The company now has nearly 5 million broadband subscribers, up from about 3 million a year ago. But overall the number of U.S. subscribers dropped to 23 million in September, down from a peak of 27 million two years earlier.
For many, exclusive programming alone wasn't worth the $14.95 monthly fee on top of DSL or cable service.
Nonetheless, AOL remains committed to broadband and says it considers the free access to programming a natural outgrowth.
"We've built that new business, and now we have an opportunity to focus on creating a different, a new balance, a better balance" between subscription and advertising, said Kevin Conroy, AOL's executive vice president for Web brands.
True, AOL has a late start compared with Yahoo and Microsoft's MSN, but executives say the shift couldn't have occurred any sooner.
For one thing, AOL wasn't in the business of producing content until a few years ago. It used to subcontract that work to outside companies like iVillage, which sold the ads. Since then, AOL has built not only an in-house content-development team but also an advertising sales network to capitalize on it.
AOL has also upgraded its technology to make it more compatible with the outside world. It has gradually switched from a proprietary programming language, known as "Rainman," to the hypertext markup language that powers the Web at large. It also has standardized ad formats; no longer would Moviefone and Netscape, say, have different rules on how big ads were and where they were placed.
Last month, chief executive Jonathan Miller reorganized the company, eliminating 700 jobs, to create distinct access and audiences units: The former will focus on retaining subscribers while the latter tries to grow audience through free programming.
Executives have a rough idea of what to make free and what to keep exclusive.
Extensive research over the past two years showed that subscribers are willing to pay for safety and security. Last month, AOL offered new members-only software that incorporates free antivirus, firewall and other protections.
A kids area called KOL, a teens offering called Red and a Spanish-language service were also deemed popular and worth the subscription price.

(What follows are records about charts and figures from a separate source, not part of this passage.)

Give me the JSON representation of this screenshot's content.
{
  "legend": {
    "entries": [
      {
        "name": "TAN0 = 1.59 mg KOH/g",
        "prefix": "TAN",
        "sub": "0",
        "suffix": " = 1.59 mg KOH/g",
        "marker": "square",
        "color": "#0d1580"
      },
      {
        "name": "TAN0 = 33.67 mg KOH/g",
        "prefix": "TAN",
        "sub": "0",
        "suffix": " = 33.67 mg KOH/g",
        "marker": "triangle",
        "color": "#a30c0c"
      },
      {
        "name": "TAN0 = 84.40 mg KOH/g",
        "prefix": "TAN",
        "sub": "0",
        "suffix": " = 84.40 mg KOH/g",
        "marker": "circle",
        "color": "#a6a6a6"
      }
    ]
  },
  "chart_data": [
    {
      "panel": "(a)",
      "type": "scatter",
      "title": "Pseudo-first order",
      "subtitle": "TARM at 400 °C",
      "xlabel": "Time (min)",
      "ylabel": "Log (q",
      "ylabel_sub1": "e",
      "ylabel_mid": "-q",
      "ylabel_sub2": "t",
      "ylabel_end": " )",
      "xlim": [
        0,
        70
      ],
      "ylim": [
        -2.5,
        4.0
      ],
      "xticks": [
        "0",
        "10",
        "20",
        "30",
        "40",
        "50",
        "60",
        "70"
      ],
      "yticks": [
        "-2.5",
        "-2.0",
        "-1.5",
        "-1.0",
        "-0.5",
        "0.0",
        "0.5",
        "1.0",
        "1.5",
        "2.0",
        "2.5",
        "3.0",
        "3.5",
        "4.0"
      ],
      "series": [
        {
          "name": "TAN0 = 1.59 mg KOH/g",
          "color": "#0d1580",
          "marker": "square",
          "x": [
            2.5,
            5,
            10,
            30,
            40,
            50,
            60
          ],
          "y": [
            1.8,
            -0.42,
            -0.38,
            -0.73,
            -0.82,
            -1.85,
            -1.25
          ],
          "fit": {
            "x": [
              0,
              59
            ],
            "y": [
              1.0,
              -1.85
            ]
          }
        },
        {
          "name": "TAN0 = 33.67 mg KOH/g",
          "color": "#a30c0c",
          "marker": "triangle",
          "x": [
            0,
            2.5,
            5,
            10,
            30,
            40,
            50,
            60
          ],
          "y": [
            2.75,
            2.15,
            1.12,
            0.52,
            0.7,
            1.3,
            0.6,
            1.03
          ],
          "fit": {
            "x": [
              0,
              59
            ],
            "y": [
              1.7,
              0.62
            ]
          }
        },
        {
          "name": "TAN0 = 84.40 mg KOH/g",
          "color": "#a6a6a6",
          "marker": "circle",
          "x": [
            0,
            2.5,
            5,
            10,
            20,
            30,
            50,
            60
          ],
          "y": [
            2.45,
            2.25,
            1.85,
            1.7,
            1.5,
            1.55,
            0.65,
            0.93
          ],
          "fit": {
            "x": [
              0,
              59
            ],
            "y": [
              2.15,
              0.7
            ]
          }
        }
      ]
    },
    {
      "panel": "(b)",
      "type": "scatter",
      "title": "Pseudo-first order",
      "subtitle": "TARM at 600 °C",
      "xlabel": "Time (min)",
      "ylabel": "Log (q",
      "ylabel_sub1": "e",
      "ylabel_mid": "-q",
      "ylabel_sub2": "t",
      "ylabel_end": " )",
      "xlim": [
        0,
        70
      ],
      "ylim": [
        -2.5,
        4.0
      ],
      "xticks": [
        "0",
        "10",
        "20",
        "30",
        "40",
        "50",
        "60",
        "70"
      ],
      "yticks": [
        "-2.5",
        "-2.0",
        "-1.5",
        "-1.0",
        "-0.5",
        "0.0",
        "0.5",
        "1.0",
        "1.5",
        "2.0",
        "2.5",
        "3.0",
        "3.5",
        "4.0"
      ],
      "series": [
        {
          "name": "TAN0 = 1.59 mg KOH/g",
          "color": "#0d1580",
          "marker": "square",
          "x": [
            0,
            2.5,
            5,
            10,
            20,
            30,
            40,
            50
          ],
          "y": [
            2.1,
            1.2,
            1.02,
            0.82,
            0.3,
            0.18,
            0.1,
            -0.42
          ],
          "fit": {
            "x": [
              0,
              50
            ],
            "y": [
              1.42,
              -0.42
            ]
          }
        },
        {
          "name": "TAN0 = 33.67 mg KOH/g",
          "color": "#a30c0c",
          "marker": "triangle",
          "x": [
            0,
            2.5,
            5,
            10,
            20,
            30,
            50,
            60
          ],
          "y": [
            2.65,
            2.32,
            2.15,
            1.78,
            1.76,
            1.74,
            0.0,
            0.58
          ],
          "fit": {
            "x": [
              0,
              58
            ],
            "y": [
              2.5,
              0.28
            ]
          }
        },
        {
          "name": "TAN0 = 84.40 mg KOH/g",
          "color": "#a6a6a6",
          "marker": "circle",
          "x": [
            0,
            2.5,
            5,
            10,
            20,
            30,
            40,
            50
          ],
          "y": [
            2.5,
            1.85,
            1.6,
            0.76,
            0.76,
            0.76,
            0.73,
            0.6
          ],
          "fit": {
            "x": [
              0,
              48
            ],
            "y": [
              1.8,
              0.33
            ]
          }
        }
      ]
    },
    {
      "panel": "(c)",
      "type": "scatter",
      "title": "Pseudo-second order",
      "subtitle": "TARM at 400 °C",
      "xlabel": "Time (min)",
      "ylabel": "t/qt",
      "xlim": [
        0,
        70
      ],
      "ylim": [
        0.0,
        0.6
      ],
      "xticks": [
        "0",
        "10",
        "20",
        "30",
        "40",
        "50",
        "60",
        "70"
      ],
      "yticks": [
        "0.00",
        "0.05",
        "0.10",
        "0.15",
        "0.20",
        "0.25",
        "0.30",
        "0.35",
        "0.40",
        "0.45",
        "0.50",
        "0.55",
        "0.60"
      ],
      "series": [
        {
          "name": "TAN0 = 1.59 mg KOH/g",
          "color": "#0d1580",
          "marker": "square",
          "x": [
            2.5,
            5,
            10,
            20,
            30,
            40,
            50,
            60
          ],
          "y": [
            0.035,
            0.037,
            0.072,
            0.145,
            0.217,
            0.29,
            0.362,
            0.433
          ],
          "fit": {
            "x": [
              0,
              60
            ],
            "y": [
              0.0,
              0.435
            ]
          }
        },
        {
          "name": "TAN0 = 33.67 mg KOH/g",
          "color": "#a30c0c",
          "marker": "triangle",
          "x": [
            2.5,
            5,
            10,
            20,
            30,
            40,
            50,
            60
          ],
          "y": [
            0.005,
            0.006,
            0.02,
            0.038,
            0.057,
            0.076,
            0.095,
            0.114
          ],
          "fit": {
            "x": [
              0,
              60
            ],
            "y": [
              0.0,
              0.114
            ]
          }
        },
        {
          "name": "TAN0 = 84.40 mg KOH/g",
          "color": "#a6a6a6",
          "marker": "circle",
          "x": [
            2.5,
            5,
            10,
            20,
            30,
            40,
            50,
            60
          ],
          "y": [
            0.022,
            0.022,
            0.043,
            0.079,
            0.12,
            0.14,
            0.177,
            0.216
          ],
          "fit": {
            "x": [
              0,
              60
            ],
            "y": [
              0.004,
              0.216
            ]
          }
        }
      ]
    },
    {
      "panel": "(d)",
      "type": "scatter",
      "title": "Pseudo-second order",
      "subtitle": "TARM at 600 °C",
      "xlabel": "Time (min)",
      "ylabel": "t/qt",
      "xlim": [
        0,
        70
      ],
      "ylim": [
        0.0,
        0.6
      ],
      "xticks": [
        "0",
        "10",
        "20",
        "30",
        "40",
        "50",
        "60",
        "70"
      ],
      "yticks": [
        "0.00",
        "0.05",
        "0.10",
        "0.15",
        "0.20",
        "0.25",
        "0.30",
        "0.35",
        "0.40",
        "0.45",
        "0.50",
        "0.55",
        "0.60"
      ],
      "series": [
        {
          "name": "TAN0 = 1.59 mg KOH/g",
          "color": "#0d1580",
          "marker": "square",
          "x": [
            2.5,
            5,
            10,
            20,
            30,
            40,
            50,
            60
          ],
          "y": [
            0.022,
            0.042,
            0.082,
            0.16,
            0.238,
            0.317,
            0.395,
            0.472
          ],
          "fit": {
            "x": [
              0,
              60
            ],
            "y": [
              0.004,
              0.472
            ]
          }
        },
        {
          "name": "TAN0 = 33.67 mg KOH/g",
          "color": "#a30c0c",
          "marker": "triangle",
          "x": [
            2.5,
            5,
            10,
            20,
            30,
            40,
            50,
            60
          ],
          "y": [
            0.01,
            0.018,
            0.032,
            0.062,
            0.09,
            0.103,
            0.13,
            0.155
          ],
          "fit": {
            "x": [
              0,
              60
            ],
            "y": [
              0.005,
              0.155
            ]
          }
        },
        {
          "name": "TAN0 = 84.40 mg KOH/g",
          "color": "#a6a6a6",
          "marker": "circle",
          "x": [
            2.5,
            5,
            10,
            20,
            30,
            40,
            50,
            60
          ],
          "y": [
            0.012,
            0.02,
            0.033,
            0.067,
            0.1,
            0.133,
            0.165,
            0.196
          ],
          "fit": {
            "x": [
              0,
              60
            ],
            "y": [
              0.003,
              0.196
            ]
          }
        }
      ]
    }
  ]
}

Just about everything else is fair game for the AOL.com reincarnation, expected for next year. News and music are among the features not deemed essential hooks for subscribers but instead features worth taking to a broader audience.
AOL also will consider a hybrid: A concert, for instance, might be offered live to members, with highlights offered on a delayed basis for free. Or AOL may create a la carte plans: Instead of $14.95 for all-you-can-eat, how about something cheaper for the kids section only?
The company is also considering offering free Web-based e-mail, though accounts are not likely to carry the "aol.com" domain and the interface may display ads more prominently.
"It's long overdue," Forrester Research analyst Charlene Li said of the new strategy. But she warns that anything made free risks a loss of paid customers.
The new strategy counts on bringing back former customers, but the most skeptical of AOL tend to be the heaviest, most lucrative Internet users.
"If I want entertainment, I know of special places to go. I'll go to Barnes and Noble for books and DVDs. You don't need AOL to guide you," said David Davis, a Fairfax, Va., software architect who dropped AOL last month.
Mike Joachim, a technical writer in Pelham, Ala., said he might give a free AOL.com portal a try but he doubts anything will shatter his perception of the Internet service provider as "a wonderful ISP for newbies."
Executives insist they won't be starting from scratch, given AOL's already strong free brands including the instant-messaging programs AIM and ICQ.
And because advertising has a higher profit margin than subscriptions, Miller said, the company's profitability can grow even if revenues don't.
Jonathan Gaw, research manager at IDC, said AOL has strong assets to work with, but remains in a bind.
The latest reincarnation, he said, shows all signs of "a company that is struggling to stay on top of a rolling log."